List of available pretrained models.

Return type:

List[str]

classmethod load(path: Path | None = None, model_name: str | None = None) TS2VecEmbeddingModel[source]#

Load an object.

Model’s weights are transferred to cpu during loading.

Parameters:
  • path (Path | None) –

    Path to load object from.

    • if path is not None and model_name is None, load the local model from path.

    • if path is None and model_name is not None, save the external model_name model to the etna folder in the home directory and load it. If path exists, external model will not be downloaded.

    • if path is not None and model_name is not None, save the external model_name model to path and load it. If path exists, external model will not be downloaded.
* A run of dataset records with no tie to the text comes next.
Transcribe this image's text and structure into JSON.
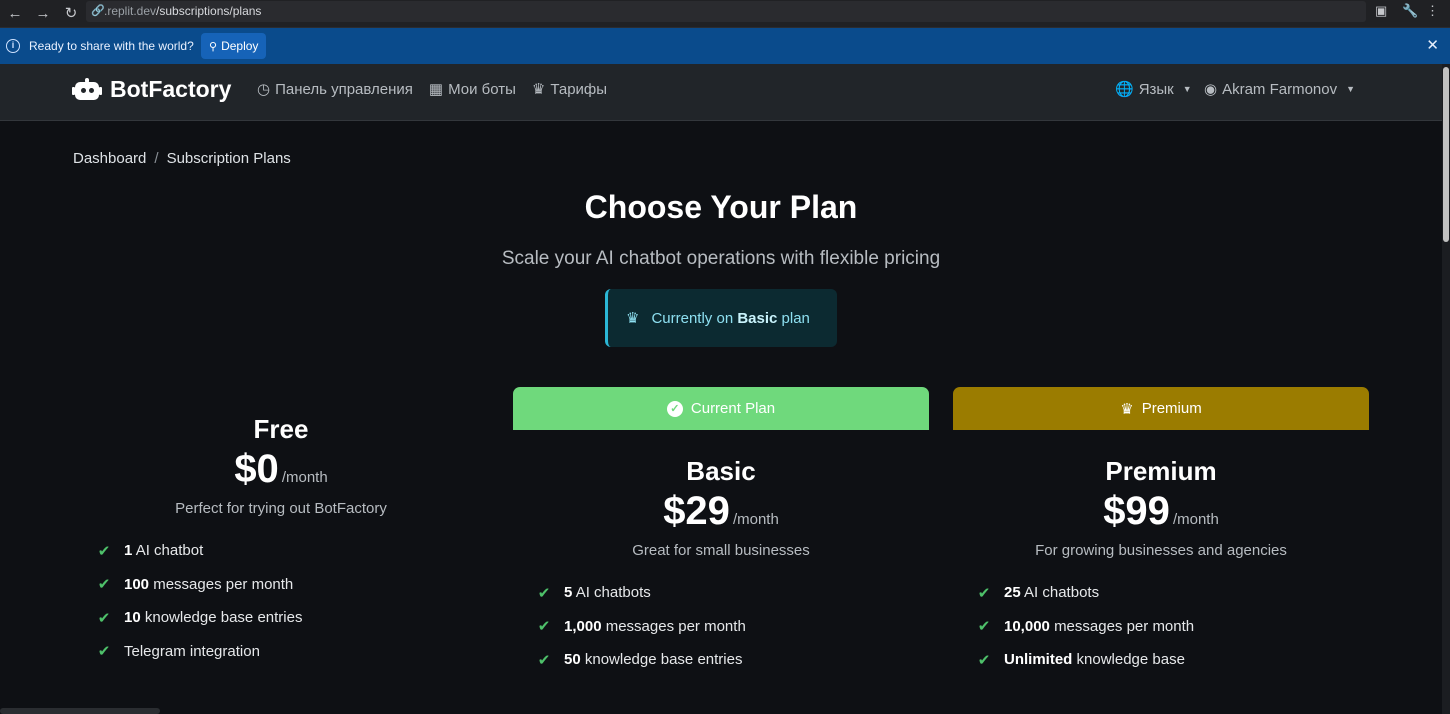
{
  "browser": {
    "url_prefix": ".replit.dev",
    "url_path": "/subscriptions/plans"
  },
  "announcement": {
    "message": "Ready to share with the world?",
    "deploy_label": "Deploy"
  },
  "navbar": {
    "brand": "BotFactory",
    "links": [
      {
        "label": "Панель управления",
        "icon": "speedometer-icon"
      },
      {
        "label": "Мои боты",
        "icon": "robot-icon"
      },
      {
        "label": "Тарифы",
        "icon": "crown-icon"
      }
    ],
    "language_label": "Язык",
    "user_name": "Akram Farmonov"
  },
  "breadcrumb": {
    "items": [
      "Dashboard",
      "Subscription Plans"
    ]
  },
  "hero": {
    "title": "Choose Your Plan",
    "subtitle": "Scale your AI chatbot operations with flexible pricing"
  },
  "current_plan_notice": {
    "prefix": "Currently on",
    "plan": "Basic",
    "suffix": "plan"
  },
  "colors": {
    "current_plan_header": "#6fd97c",
    "premium_header": "#9b7c00",
    "check": "#4ec16a",
    "alert_border": "#2bb7d6"
  },
  "plans": [
    {
      "header": "",
      "name": "Free",
      "price": "$0",
      "per": "/month",
      "description": "Perfect for trying out BotFactory",
      "features": [
        {
          "bold": "1",
          "text": "AI chatbot"
        },
        {
          "bold": "100",
          "text": "messages per month"
        },
        {
          "bold": "10",
          "text": "knowledge base entries"
        },
        {
          "bold": "",
          "text": "Telegram integration"
        }
      ]
    },
    {
      "header": "Current Plan",
      "header_icon": "check-circle-icon",
      "name": "Basic",
      "price": "$29",
      "per": "/month",
      "description": "Great for small businesses",
      "features": [
        {
          "bold": "5",
          "text": "AI chatbots"
        },
        {
          "bold": "1,000",
          "text": "messages per month"
        },
        {
          "bold": "50",
          "text": "knowledge base entries"
        }
      ]
    },
    {
      "header": "Premium",
      "header_icon": "crown-icon",
      "name": "Premium",
      "price": "$99",
      "per": "/month",
      "description": "For growing businesses and agencies",
      "features": [
        {
          "bold": "25",
          "text": "AI chatbots"
        },
        {
          "bold": "10,000",
          "text": "messages per month"
        },
        {
          "bold": "Unlimited",
          "text": "knowledge base"
        }
      ]
    }
  ]
}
  • model_name (str | None) – Name of external model to load. To get list of available models use list_models method.

Returns:

Loaded object.

Raises:
  • ValueError: – If none of parameters path and model_name are set.

  • NotImplementedError: – If model_name isn’t from list of available model names.

Return type:

TS2VecEmbeddingModel

save(path: Path)[source]#

Save the object.

Parameters:

path (Path) – Path to save object to.

set_params(**params: dict) Self[source]#

Return new object instance with modified parameters.

Method also allows to change parameters of nested objects within the current object. For example, it is possible to change parameters of a model in a Pipeline.

Nested parameters are expected to be in a <component_1>.<...>.<parameter> form, where components are separated by a dot.

Parameters:

**params (dict) – Estimator parameters

Returns:

New instance with changed parameters

Return type:

Self

Examples

>>> from etna.pipeline import Pipeline
>>> from etna.models import NaiveModel
>>> from etna.transforms import AddConstTransform
>>> model = NaiveModel(lag=1)
>>> transforms = [AddConstTransform(in_column="target", value=1)]
>>> pipeline = Pipeline(model, transforms=transforms, horizon=3)
>>> pipeline.set_params(**{"model.lag": 3, "transforms.0.value": 2})
Pipeline(model = NaiveModel(lag = 3, ), transforms = [AddConstTransform(in_column = 'target', value = 2, inplace = True, out_column = None, )], horizon = 3, )
to_dict()[source]#

Collect all information about etna object in dict.

property is_freezed[source]#

Return whether to skip training during fit.